Shrimp Paella

  4.0 – 1 reviews  • Shrimp
Level: Easy
Total: 45 min
Prep: 10 min
Cook: 35 min
Yield: 4 servings

Ingredients

  1. 1 tbsp. GOYA® Extra Virgin Olive Oil
  2. 1 small onion, finely chopped (about 3/4 cup)
  3. 1 package (3.5 oz.) GOYA Chorizo, cut in 1/4″ slices
  4. 1 tsp.
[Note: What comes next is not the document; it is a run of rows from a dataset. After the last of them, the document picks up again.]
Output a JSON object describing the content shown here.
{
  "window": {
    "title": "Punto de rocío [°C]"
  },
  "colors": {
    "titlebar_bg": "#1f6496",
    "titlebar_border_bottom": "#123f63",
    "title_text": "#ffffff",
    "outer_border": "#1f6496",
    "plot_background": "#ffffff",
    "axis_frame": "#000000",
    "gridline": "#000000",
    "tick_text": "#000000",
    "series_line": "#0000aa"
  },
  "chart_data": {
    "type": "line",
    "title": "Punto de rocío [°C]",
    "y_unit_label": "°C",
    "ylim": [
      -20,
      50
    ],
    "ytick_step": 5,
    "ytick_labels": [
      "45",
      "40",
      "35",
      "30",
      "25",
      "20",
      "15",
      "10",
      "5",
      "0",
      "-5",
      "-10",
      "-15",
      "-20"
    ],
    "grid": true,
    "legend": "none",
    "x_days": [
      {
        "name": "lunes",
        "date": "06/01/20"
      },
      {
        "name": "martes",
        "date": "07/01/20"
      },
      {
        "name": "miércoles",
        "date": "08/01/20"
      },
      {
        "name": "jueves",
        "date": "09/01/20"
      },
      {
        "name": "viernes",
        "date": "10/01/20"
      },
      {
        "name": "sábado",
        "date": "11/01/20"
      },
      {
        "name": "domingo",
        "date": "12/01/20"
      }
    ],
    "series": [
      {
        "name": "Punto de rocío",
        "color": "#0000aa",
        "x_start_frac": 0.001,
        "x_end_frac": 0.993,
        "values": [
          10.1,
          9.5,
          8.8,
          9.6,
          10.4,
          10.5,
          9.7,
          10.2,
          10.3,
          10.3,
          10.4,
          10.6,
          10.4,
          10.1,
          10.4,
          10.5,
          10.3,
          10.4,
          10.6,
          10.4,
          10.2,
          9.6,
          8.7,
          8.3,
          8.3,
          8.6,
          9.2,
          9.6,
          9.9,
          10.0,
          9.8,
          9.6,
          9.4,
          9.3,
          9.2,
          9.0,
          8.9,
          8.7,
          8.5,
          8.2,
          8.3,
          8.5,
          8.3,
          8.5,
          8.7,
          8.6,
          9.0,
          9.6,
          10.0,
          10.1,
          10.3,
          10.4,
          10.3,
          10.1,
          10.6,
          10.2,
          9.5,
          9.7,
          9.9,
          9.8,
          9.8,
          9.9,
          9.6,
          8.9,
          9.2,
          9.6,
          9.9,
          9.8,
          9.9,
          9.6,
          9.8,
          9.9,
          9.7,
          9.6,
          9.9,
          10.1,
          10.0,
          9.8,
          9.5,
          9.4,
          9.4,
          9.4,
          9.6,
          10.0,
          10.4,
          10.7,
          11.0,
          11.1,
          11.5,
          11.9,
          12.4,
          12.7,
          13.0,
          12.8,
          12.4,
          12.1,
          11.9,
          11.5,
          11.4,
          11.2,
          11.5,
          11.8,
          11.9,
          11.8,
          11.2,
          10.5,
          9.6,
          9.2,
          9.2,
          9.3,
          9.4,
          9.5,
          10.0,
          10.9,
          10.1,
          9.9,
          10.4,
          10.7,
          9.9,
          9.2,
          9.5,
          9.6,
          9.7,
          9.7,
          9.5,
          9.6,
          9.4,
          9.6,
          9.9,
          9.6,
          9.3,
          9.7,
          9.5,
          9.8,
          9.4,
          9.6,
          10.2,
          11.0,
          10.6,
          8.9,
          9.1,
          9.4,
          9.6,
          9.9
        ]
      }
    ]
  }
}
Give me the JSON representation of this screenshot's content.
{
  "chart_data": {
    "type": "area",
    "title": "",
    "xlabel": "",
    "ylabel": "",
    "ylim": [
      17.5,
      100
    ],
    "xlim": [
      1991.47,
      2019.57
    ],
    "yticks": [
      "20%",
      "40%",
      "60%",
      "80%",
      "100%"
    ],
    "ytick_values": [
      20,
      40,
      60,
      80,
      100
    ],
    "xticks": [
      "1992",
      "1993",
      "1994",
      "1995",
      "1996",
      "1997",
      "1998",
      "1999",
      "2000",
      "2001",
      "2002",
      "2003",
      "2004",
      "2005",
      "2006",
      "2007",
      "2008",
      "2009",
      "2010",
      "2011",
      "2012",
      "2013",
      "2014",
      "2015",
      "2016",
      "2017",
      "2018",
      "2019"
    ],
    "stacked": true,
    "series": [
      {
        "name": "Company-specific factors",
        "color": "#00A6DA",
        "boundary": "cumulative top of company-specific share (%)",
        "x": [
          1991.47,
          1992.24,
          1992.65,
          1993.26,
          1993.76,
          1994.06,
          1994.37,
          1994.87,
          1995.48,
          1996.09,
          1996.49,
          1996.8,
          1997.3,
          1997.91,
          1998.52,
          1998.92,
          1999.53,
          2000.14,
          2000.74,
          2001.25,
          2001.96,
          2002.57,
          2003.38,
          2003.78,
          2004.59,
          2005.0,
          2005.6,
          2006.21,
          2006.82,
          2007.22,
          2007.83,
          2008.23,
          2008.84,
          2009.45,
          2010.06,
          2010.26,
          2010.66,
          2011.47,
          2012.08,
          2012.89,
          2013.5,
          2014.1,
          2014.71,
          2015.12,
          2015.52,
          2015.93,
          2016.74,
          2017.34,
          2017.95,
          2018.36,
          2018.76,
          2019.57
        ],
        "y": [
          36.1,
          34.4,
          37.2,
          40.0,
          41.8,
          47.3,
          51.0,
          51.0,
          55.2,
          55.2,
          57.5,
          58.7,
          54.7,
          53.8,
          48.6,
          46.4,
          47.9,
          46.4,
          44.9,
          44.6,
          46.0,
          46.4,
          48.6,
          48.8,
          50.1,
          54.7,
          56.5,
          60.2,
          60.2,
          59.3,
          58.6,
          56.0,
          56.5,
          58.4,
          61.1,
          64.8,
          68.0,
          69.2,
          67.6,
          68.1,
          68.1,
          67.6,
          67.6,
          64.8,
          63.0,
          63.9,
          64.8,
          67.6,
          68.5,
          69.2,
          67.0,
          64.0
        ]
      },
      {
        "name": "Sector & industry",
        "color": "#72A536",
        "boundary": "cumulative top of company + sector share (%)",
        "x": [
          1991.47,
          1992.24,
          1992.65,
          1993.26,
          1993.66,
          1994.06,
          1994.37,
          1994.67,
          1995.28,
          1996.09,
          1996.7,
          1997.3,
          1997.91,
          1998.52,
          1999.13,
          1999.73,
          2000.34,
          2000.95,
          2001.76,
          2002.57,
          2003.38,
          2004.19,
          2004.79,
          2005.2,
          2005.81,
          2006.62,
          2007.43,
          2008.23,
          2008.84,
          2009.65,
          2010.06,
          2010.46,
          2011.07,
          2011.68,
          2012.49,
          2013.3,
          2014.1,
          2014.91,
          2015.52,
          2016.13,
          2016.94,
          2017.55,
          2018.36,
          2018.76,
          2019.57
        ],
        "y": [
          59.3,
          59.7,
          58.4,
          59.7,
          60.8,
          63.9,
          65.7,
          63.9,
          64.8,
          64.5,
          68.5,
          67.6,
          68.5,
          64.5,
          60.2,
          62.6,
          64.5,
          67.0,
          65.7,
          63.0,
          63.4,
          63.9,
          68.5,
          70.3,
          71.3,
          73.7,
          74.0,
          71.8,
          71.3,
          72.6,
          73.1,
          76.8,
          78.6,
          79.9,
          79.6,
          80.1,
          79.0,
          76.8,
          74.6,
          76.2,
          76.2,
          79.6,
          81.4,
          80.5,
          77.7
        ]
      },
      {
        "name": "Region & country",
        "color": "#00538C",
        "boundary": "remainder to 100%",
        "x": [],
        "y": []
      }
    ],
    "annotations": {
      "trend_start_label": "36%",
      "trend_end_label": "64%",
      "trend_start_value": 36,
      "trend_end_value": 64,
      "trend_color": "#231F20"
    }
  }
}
GOYA Minced Garlic or 2 cloves garlic, finely chopped
  5. 1 package (8 oz.) GOYA Yellow Rice
  6. 1/4 cup GOYA Pitted Alcaparrado, rinsed and roughly chopped
  7. 3/4 lb. large shrimp, peeled and deveined
  8. 10-12 little neck clams
  9. 1 jar (4 oz.) GOYA Fancy Pimiento, drained
  10. 1 tbsp. finely chopped fresh parsley

Instructions

  1. 1. Heat oil in 10″-12″ paella pan (or large skillet) over medium-high heat. Add onions and chorizo; cook until onions are tender and chorizo turns golden brown, about 7 minutes. Stir in garlic; cook until fragrant, about 30 seconds more.
  2. 2. Add 1 3/4 cups water to pan; bring to boil. Stir in contents of yellow rice mix and alcaparrado. Boil rice mixture 1 minute; tightly cover pan. Reduce heat to medium-low; simmer until rice is tender and water is absorbed, about 25 minutes, adding shrimp and clams after 12 minutes.
  3. 3. Arrange pimiento strips over rice; sprinkle with parsley. Serve immediately.